Immaculate (Michael Mohan, 2024). Sister Cecilia (Sydney Sweeney) is a young nun who joins a convent in the isolated Italian countryside. The main mission of this particular order is to provide comfort for elderly nuns living out their last days, but Sister Cecilia soon gets an inkling that there are more nefarious doings happening inside the godly halls. Working from a script by Andrew Lobel, it takes a little while before director Michael Mohan fully owns the film’s potboiler trashiness. Once he gets there, though, Immaculate sure goes full-on. The film is lurid, juicily cynical, and sacrilegious, and it charges to its conclusion in especially fearless fashion. Sweeney is terrific in the tricky leading role. Early on, she effectively conveys naiveté and discomfort while subtly signaling that her character’s convictions might be driven more by a confused need for purpose rather than devout belief, all of which makes the trap she finds herself in that much more unsettling. That is before the third act calls upon her to get really intense and, in every sense of the word, filthy. Sweeney deserves some sort of combat medal for her acting across the film’s wild, wicked ending scenes.
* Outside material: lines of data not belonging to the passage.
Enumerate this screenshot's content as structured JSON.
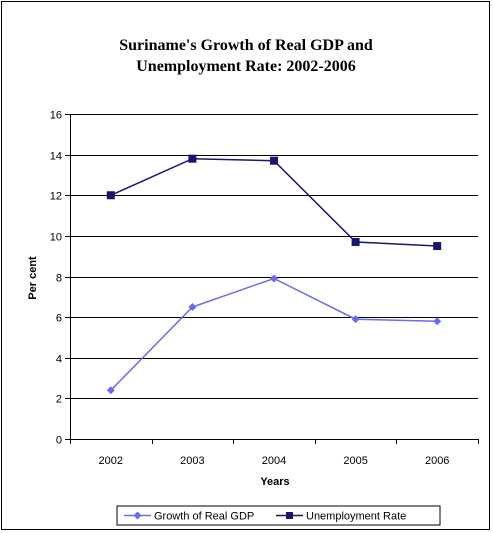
{
  "chart_data": {
    "type": "line",
    "title_lines": [
      "Suriname's Growth of Real GDP and",
      "Unemployment Rate: 2002-2006"
    ],
    "xlabel": "Years",
    "ylabel": "Per cent",
    "ylim": [
      0,
      16
    ],
    "yticks": [
      "0",
      "2",
      "4",
      "6",
      "8",
      "10",
      "12",
      "14",
      "16"
    ],
    "categories": [
      "2002",
      "2003",
      "2004",
      "2005",
      "2006"
    ],
    "grid": true,
    "legend_position": "bottom",
    "series": [
      {
        "name": "Growth of Real GDP",
        "values": [
          2.4,
          6.5,
          7.9,
          5.9,
          5.8
        ],
        "color": "#6b6bf0",
        "marker": "diamond"
      },
      {
        "name": "Unemployment Rate",
        "values": [
          12.0,
          13.8,
          13.7,
          9.7,
          9.5
        ],
        "color": "#1a1570",
        "marker": "square"
      }
    ]
  }
}
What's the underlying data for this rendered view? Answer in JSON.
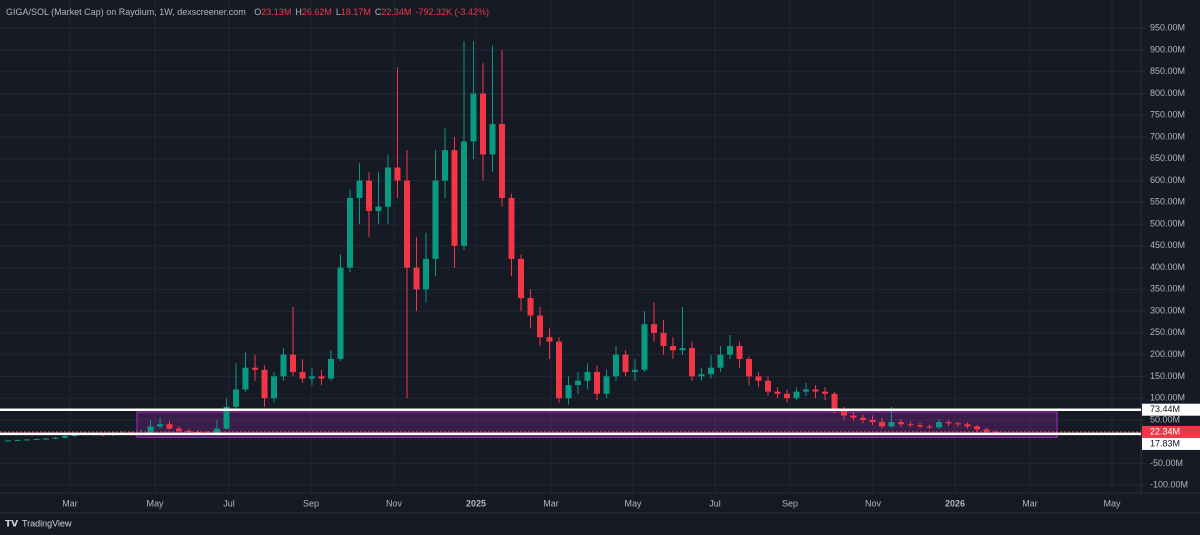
{
  "chart_data": {
    "type": "candlestick",
    "title": "GIGA/SOL (Market Cap) on Raydium, 1W, dexscreener.com",
    "ohlc_labels": [
      "O",
      "H",
      "L",
      "C"
    ],
    "ohlc_values": [
      "23.13M",
      "26.62M",
      "18.17M",
      "22.34M"
    ],
    "change": "-792.32K (-3.42%)",
    "brand": "TradingView",
    "up_color": "#089981",
    "down_color": "#f23645",
    "x_labels": [
      "Mar",
      "May",
      "Jul",
      "Sep",
      "Nov",
      "2025",
      "Mar",
      "May",
      "Jul",
      "Sep",
      "Nov",
      "2026",
      "Mar",
      "May"
    ],
    "open": [
      2,
      3,
      4,
      5,
      6,
      7,
      9,
      13,
      16,
      18,
      17,
      15,
      18,
      20,
      17,
      20,
      35,
      40,
      30,
      25,
      22,
      20,
      18,
      30,
      80,
      120,
      170,
      165,
      100,
      150,
      200,
      160,
      145,
      150,
      145,
      190,
      400,
      560,
      600,
      530,
      540,
      630,
      600,
      400,
      350,
      420,
      600,
      670,
      450,
      690,
      800,
      660,
      730,
      560,
      420,
      330,
      290,
      240,
      230,
      100,
      130,
      140,
      160,
      110,
      150,
      200,
      160,
      165,
      270,
      250,
      220,
      210,
      215,
      150,
      155,
      170,
      200,
      220,
      190,
      150,
      140,
      115,
      110,
      100,
      115,
      120,
      115,
      110,
      75,
      60,
      55,
      50,
      45,
      35,
      45,
      40,
      38,
      35,
      33,
      45,
      42,
      40,
      35,
      28,
      23.13
    ],
    "high": [
      4,
      5,
      6,
      7,
      9,
      11,
      15,
      20,
      22,
      21,
      19,
      22,
      25,
      23,
      28,
      50,
      55,
      48,
      35,
      30,
      27,
      24,
      50,
      100,
      180,
      205,
      200,
      175,
      160,
      215,
      310,
      190,
      170,
      165,
      210,
      430,
      580,
      640,
      620,
      620,
      660,
      860,
      670,
      470,
      480,
      670,
      720,
      700,
      920,
      920,
      870,
      910,
      900,
      570,
      430,
      350,
      310,
      260,
      240,
      150,
      160,
      180,
      175,
      165,
      220,
      210,
      190,
      300,
      320,
      280,
      240,
      310,
      230,
      170,
      200,
      220,
      245,
      230,
      195,
      160,
      150,
      125,
      120,
      125,
      135,
      130,
      125,
      115,
      80,
      68,
      62,
      60,
      55,
      80,
      52,
      46,
      44,
      40,
      52,
      50,
      46,
      44,
      38,
      32,
      26.62
    ],
    "low": [
      1,
      2,
      3,
      4,
      5,
      6,
      8,
      11,
      14,
      14,
      12,
      13,
      16,
      14,
      15,
      18,
      30,
      27,
      22,
      19,
      17,
      15,
      16,
      28,
      75,
      115,
      140,
      80,
      90,
      140,
      150,
      135,
      130,
      130,
      140,
      185,
      390,
      500,
      470,
      500,
      500,
      560,
      100,
      300,
      320,
      380,
      560,
      400,
      440,
      650,
      600,
      620,
      540,
      380,
      300,
      260,
      220,
      190,
      90,
      85,
      110,
      120,
      95,
      100,
      140,
      150,
      140,
      160,
      230,
      200,
      190,
      200,
      140,
      140,
      145,
      160,
      190,
      170,
      130,
      125,
      105,
      100,
      90,
      95,
      105,
      100,
      95,
      65,
      50,
      48,
      42,
      38,
      30,
      32,
      35,
      33,
      30,
      28,
      30,
      36,
      34,
      30,
      24,
      20,
      18.17
    ],
    "close": [
      3,
      4,
      5,
      6,
      7,
      9,
      13,
      16,
      18,
      17,
      15,
      18,
      20,
      17,
      20,
      35,
      40,
      30,
      25,
      22,
      20,
      18,
      30,
      80,
      120,
      170,
      165,
      100,
      150,
      200,
      160,
      145,
      150,
      145,
      190,
      400,
      560,
      600,
      530,
      540,
      630,
      600,
      400,
      350,
      420,
      600,
      670,
      450,
      690,
      800,
      660,
      730,
      560,
      420,
      330,
      290,
      240,
      230,
      100,
      130,
      140,
      160,
      110,
      150,
      200,
      160,
      165,
      270,
      250,
      220,
      210,
      215,
      150,
      155,
      170,
      200,
      220,
      190,
      150,
      140,
      115,
      110,
      100,
      115,
      120,
      115,
      110,
      75,
      60,
      55,
      50,
      45,
      35,
      45,
      40,
      38,
      35,
      33,
      45,
      42,
      40,
      35,
      28,
      23.13,
      22.34
    ],
    "ylim": [
      -118,
      1015
    ],
    "yticks": [
      {
        "value": 950,
        "label": "950.00M"
      },
      {
        "value": 900,
        "label": "900.00M"
      },
      {
        "value": 850,
        "label": "850.00M"
      },
      {
        "value": 800,
        "label": "800.00M"
      },
      {
        "value": 750,
        "label": "750.00M"
      },
      {
        "value": 700,
        "label": "700.00M"
      },
      {
        "value": 650,
        "label": "650.00M"
      },
      {
        "value": 600,
        "label": "600.00M"
      },
      {
        "value": 550,
        "label": "550.00M"
      },
      {
        "value": 500,
        "label": "500.00M"
      },
      {
        "value": 450,
        "label": "450.00M"
      },
      {
        "value": 400,
        "label": "400.00M"
      },
      {
        "value": 350,
        "label": "350.00M"
      },
      {
        "value": 300,
        "label": "300.00M"
      },
      {
        "value": 250,
        "label": "250.00M"
      },
      {
        "value": 200,
        "label": "200.00M"
      },
      {
        "value": 150,
        "label": "150.00M"
      },
      {
        "value": 100,
        "label": "100.00M"
      },
      {
        "value": 50,
        "label": "50.00M"
      },
      {
        "value": -50,
        "label": "-50.00M"
      },
      {
        "value": -100,
        "label": "-100.00M"
      }
    ],
    "levels": [
      {
        "value": 73.44,
        "label": "73.44M",
        "color": "#ffffff"
      },
      {
        "value": 17.83,
        "label": "17.83M",
        "color": "#ffffff"
      }
    ],
    "last_price": {
      "value": 22.34,
      "label": "22.34M",
      "color": "#f23645"
    },
    "zone": {
      "top": 68,
      "bottom": 10,
      "color": "#9c27b0"
    }
  }
}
A Perfect Couple (Robert Altman, 1979). Robert Altman’s willingness to turn whole passages of a film over to live music performances works a lot better with expert country pastiches in Nashville than it does here with limp seventies soft rock. Even so, he probably makes the correct determination that such sonic mush is the ideal soundtrack for confused people trying to navigate the dating scene in the late nineteen-seventies. Alex Theodopoulos (Paul Dooley) and Sheila Shea (Marta Heflin) connect through a computer dating service, and their romance has more ups and downs than a pogo stick. He’s intense and needy, she’s indecisive, and the culture they’re operating is a haze of post–free love confusion and last-gasp nastiness of withering gender norms. Altman’s freewheeling approach works only fitfully in A Perfect Couple. For every sequence that locks in — most notably a date night that gets rained out and escalates into chaotic farce — there are several more than feel problematically aimless. Messy as the film is, it’s fun to watch Dooley is a leading role where he gets to be screwball-comedy daffy and often downright charming. The plot also includes a romantic relationship between two women that is commendably matter of fact for the era in which this film was made.